La grande passion d'Henri Prades, l'archéologie, commence dans la Résistance, pendant la seconde Guerre mondiale. Prades est l’un des responsables du maquis Bir-Hakeim, qui travaille du Rocher des Vierges à l’Aigoual..

Dans ses notes, il écrit : "La première fois que j'ai ramassé quelque chose, c'était en plein maquis. J'avais ramassé par terre une drôle de monnaie. Je la fourre dans ma poche et je la montre à la fin de la guerre à l'historien MARUEJOL. Il me dit que c'est un as de Nîmes, une monnaie utilisée par les romains." Cette petite pièce oriente-t-elle son avenir d’archéologue ? Ou peut-être la découverte que beaucoup des monticules où se cachaient les Républicains pendant la guerre d'Espagne était des tumulis, lui donne-t-elle envie d'apprendre sur la terre ?

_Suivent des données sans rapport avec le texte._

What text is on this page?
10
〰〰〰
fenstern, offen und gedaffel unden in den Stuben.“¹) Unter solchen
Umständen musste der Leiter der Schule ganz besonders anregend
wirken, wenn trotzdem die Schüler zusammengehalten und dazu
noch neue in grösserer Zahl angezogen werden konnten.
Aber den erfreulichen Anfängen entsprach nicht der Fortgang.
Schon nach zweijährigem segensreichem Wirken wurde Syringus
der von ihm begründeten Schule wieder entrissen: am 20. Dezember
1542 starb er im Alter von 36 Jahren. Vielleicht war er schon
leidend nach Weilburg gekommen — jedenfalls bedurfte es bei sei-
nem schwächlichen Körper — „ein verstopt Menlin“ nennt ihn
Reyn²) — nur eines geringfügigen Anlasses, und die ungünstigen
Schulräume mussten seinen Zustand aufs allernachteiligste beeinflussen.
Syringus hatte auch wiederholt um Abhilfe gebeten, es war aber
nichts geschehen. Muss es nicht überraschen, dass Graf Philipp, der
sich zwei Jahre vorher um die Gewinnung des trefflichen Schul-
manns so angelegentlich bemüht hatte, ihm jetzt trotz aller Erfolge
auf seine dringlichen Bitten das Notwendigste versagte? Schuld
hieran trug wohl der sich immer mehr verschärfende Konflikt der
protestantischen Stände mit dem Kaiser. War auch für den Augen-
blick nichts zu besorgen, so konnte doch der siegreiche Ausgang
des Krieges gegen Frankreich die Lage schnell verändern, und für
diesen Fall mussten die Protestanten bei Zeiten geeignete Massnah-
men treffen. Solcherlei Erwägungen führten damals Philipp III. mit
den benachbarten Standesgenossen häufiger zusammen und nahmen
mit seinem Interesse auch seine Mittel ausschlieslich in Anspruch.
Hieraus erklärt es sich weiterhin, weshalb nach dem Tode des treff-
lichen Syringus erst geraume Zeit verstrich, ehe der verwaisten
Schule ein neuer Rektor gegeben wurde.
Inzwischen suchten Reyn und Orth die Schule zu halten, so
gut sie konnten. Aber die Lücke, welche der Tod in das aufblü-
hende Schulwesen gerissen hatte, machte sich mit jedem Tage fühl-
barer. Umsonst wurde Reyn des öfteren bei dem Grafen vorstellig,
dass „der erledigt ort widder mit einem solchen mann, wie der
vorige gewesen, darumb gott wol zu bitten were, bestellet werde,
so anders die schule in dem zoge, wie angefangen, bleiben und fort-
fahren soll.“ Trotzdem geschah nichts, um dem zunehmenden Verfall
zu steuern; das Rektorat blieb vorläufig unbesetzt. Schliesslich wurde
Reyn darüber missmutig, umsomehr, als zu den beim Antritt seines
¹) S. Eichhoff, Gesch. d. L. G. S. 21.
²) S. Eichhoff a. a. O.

Prades constate que si la passion de sa vie lui vient pendant la guerre, l'organisation politique de l'archéologie naît dans la même période, autrefois matière négligeable pour riches illuminés en quête d'occupation. Philippe Pétain signe la loi réglementant les fouilles archéologiques le 27 Septembre 1941, texte validé par l'ordonnance N° 45-2092 du 13 Septembre 1945 (modifié par l'ordonnance du 23 Octobre 1959 et les deux décrets du 23 Avril 1964). Cette professionnalisation aux effets pervers affectera l'existence des archéologues amateurs...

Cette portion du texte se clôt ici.